Tuesday, July 31, 2012

Dark Places Review



As any who has read this blog can attest to, I got sucked into Gillian Flynn’s dark and scary brain this summer, starting with Gone Girl and then moving onto Sharp Objects. So on a stormy day last week, I bought her third novel (actually her second published one), Dark Places. Like the other two books, Flynn’s main character is a deeply damaged young woman from the Midwest.

Dark Places is the story of thirty-something Libby Day, the sole survivor of her family’s murder. When she was seven years old, her older brother, Ben, supposedly massacred her mother and two sisters. She escaped out of a window and lost a couple toes and fingers in the process due to frostbite (the murders happened in February).

Libby grew up tormented and angry. Her brother was put in jail for life while she lived off of donations people sent her over the years. Twenty-four years after the murder, though, the money is drying up. She has never been able to hold a job in her life – she can barely get out of bed some mornings and suddenly she has to figure out how to support herself.

Enter the Kill Club. She is contacted by a young man named Lyle who belongs to a group fascinated by unsolved murders. Lyle is particularly interested in the Day murders and like many of the people involved in the group, does not believe that Ben committed the crimes. He offers Libby money to appear at a convention of the Kill Club where she meets other supporters of Ben. They spark a curiosity in her to investigate the murder further. After all, she was only seven when it happened and was clearly coached through her testimony that damned Ben.

No matter how damaged Libby is by the events on that February night, she can’t help but use the Kill Club’s resources to start questioning the mystery.

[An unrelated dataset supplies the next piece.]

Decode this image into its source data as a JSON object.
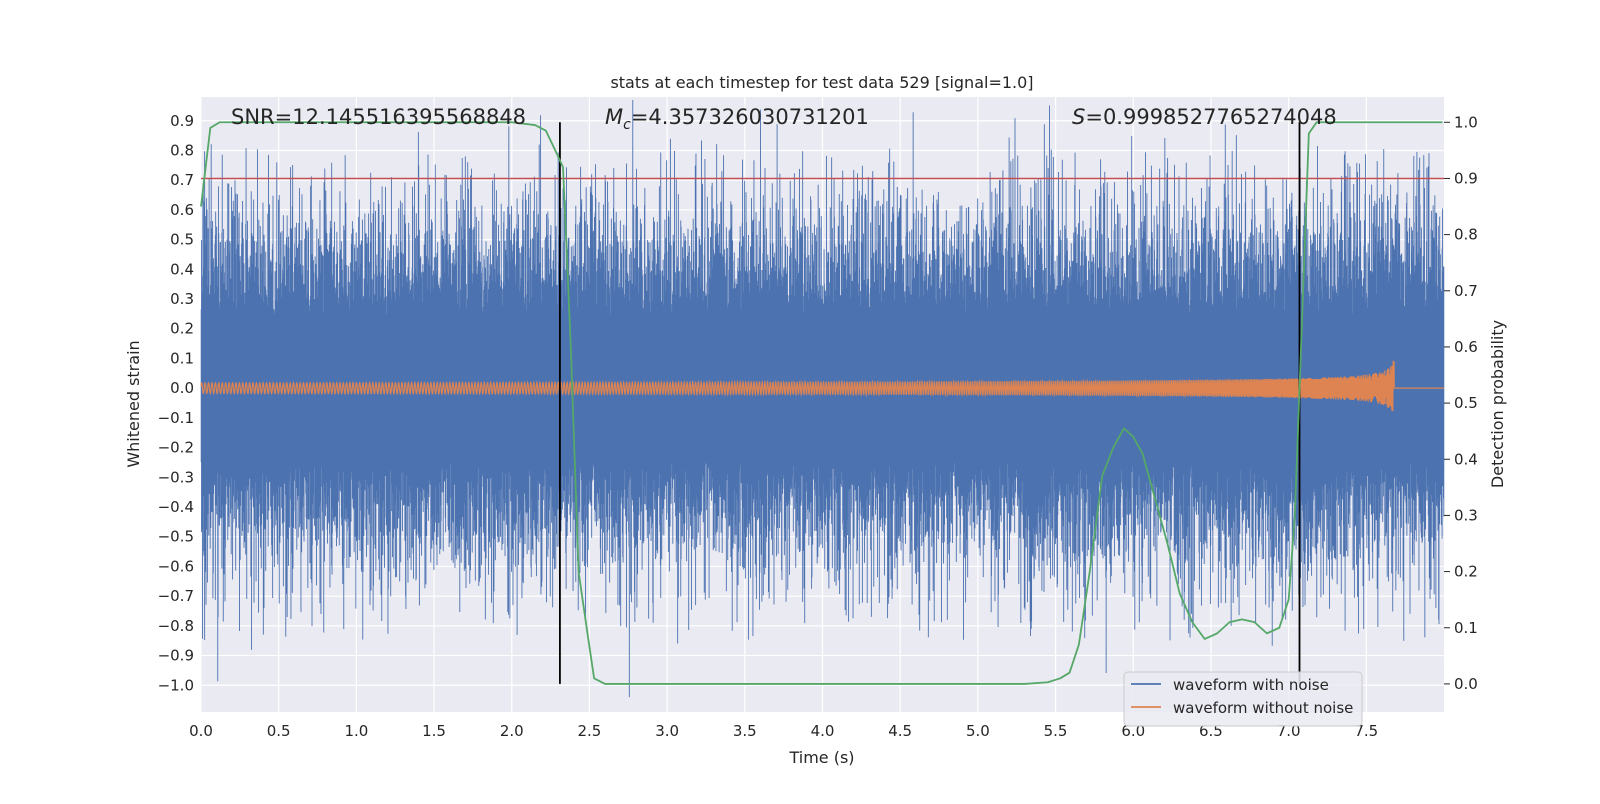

She is paid to track down different people involved with the case and question them about that night. Little by little the story starts to emerge. Each present day Libby chapter is followed by a flashback of either Ben or Patty, Libby’s mom, as they go through the day of the murder from the early morning to the murders.

The tension simmers slowly but intensely throughout the book as the reader tries to piece together what happened. Libby may be as messed up as the characters in Flynn’s other two books, but she was certainly a unique character, damaged in her own way. The Kill Club’s money drives her to action and allows her to investigate the murders slowly.

Like Flynn’s other two books, I finished this feeling unsettled. Not because the ending wasn’t satisfactory but just because it was a pretty messed up story. I guessed most of the twists in the other books (even though Flynn really did keep me guessing most of the time) but this book kept me wondering what had happened that night until the very end. I suspected a piece of it but turns out there was so much more to the story than I ever would have figured out on my own.

I seriously hope Gillian Flynn goes ahead and writes her next book soon because now that I’m done with all three, I’m not sure who else writes really good thrillers like this. Any suggestions? I prefer standalone books to a long series featuring one character but I’d appreciate recommendations for other great thrillers! 

1 comment:

  1. I got pretty obsessed with a sample of "In the Woods" by Tana French-- three children go missing in the woods in the neighborhood. Only one is found, clinging to a tree, blood poured into his shoe. He has no memory of what happened. Then the boy grows up and becomes a cop, and has to solve a crime that took place in the very woods where he was found. There's a creepy, supernatural element to it that I find thrilling.